Thursday, January 31, 2008

Are Property Taxes High in the Pittsburgh Region?

The state legislature is quite busy these days on yet another effort to try and reduce local property taxes. Everybody would like to pay less property taxes, but are local property taxes really high compared to other places?

The answer is: it depends on how you look at it.

The median property tax paid on owner-occupied houses in the Pittsburgh metro area in 2006 was $1,987. That's lower than 24 of the top 40 regions in the country, so in raw dollar terms, people here pay a below-average amount on property taxes compared to competitor regions.

However, housing values are also much lower here than in other regions -- in fact, Pittsburgh ranked 39th (i.e., next to lowest) among the top 40 regions in the median value of owner-occupied housing in 2006. By comparison, in Boston, the median property tax was $3,745, almost double what it is in Pittsburgh. But the median home value in Boston was almost quadruple the value in Pittsburgh. As a result, property taxes as a percent of home value in Boston are only half of what they are here.

In fact, the Pittsburgh Region had the 6th highest property taxes as a percent of home value among the top 40 regions. Only Milwaukee and the metro areas in Texas (Austin, Dallas, Houston, and San Antonio) were higher.

This problem is exacerbated for people who move to Pittsburgh from other places. They usually think property taxes are extremely high here because they are able to buy a bigger, better house here than they had elsewhere and that results in much higher property taxes.

Let's take Boston again as an example. A home of median value there is $404,000. If a person who owned a $400,000 home in the Boston region moved to the Pittsburgh area and bought a home of median value here, they would only pay $111,000 for it, and they would probably only pay half as much in property taxes on it as they paid on their house in Boston. But it's more likely that they'll use the proceeds on the sale of their Boston home to buy a $400,000 home here. They'll get a lot more house than they had in Boston, but they'll also probably pay twice as much in property taxes as a result.

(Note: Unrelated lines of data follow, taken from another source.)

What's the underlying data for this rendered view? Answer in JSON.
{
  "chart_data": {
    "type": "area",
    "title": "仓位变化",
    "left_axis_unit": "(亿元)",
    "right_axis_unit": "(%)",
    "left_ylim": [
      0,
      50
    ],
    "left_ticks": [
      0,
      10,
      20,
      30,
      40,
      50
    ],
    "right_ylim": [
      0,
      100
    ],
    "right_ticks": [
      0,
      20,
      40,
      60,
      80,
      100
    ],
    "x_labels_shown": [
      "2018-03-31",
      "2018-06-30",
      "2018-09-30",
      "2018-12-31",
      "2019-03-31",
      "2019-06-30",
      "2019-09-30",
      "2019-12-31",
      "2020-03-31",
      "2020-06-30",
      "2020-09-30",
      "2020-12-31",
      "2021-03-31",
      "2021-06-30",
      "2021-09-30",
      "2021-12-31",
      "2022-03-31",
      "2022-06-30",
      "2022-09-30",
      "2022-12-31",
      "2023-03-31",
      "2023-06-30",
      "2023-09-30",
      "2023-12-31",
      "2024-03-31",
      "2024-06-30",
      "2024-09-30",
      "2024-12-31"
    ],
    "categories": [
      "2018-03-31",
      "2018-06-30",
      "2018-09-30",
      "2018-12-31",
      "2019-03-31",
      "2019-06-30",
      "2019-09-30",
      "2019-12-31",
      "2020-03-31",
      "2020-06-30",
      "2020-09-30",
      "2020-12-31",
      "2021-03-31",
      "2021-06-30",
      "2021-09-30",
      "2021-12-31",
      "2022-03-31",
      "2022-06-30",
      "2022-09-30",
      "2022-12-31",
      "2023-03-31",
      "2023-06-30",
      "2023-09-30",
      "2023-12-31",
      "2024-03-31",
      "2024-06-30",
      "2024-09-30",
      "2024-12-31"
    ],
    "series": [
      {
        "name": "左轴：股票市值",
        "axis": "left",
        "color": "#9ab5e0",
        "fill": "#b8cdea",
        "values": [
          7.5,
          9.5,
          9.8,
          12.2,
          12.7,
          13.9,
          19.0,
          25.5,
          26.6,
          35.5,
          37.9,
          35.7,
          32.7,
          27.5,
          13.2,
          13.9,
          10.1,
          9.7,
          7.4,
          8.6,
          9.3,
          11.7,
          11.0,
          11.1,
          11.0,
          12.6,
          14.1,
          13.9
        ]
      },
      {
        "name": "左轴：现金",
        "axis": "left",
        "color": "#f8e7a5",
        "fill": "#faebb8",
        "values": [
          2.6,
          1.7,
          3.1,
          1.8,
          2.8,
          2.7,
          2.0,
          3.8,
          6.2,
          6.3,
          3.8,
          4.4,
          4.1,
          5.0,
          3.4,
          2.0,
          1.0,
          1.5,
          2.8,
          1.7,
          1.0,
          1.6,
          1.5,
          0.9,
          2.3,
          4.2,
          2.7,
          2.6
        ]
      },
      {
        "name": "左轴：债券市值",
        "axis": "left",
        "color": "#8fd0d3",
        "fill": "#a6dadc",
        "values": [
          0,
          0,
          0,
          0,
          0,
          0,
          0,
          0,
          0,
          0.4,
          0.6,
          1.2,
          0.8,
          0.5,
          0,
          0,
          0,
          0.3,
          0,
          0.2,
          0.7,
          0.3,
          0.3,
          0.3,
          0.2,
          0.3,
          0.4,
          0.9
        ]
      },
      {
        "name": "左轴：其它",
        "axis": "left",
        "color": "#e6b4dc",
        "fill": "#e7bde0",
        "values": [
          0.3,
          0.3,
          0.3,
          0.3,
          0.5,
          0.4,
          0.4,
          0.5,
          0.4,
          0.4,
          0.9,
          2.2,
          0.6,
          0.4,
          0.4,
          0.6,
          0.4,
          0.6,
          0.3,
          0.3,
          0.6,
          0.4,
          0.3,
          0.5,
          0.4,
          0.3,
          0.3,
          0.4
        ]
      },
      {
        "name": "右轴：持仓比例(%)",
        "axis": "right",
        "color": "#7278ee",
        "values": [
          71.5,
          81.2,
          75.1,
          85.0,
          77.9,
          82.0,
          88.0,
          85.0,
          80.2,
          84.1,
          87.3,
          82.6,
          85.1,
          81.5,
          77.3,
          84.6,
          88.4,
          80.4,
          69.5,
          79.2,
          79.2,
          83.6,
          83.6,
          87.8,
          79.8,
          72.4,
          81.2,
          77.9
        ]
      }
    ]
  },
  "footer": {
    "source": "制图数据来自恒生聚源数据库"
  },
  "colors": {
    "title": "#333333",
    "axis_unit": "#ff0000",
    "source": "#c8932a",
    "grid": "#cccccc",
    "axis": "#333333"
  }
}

However, the fact that property taxes are high in comparison to home value doesn't tell you whether people can afford them or not. A better measure of affordability is how property taxes compare to income. If you compare the median property tax paid in each region to the median income of homeowners, the Pittsburgh Region is much closer to average -- we rank 17th among the top 40 regions on that measure. That's still a little high, but much closer to the average among other regions.

Why do we look so much better when you compare property taxes to income rather than home value? Because homes here are so much more affordable than in other regions. The median-priced home here is only about double the median income, whereas in most other regions, the median-priced home costs 4 times the median income. In Los Angeles and San Francisco, the median-priced home is over 7 times the median income.

The bottom line is that property taxes are somewhat less affordable in the Pittsburgh Region than in other places, but the housing here is dramatically more affordable. Although nobody likes paying the tax man more than they have to, it's no fun paying the mortgage company more either. It's likely that if you added mortgage costs and property taxes together, you'd find that the total cost of a home of equivalent quality is still much cheaper here than in most other regions. And that's a powerful economic advantage for the Pittsburgh Region.


Anonymous JBrelsford said...

I would rather pay my mortgage company more money. By doing so I am capturing part of that payment through the reduction in principal. Payments to the "tax man" have no direct return to me. Additionally, by your logic (the combined cost of price and taxes maintains parity with other regions with lowever taxes) the tax man captures a greater percentage of the appreciation of my home here than in another region. So ask yourself the question what are we (indirectly) receiving for our higher tax burden? Is it worth it?

8:56 AM  
Anonymous Anonymous said...

I think the question is how total governmental spending, including schools, per household compares to other regions. If the spending is essentially the same then the tax rate will be higher only because the value of homes is lower than average.

2:37 PM  
Blogger Harold D. Miller said...

Total local government spending is actually below average on a per capita basis. See my post from last September:

2:45 PM  
Anonymous Anonymous said...

when you take the property taxes in pitsburgh w/ the 3% wage tax, the city is way higher than other cities. where does all the money go?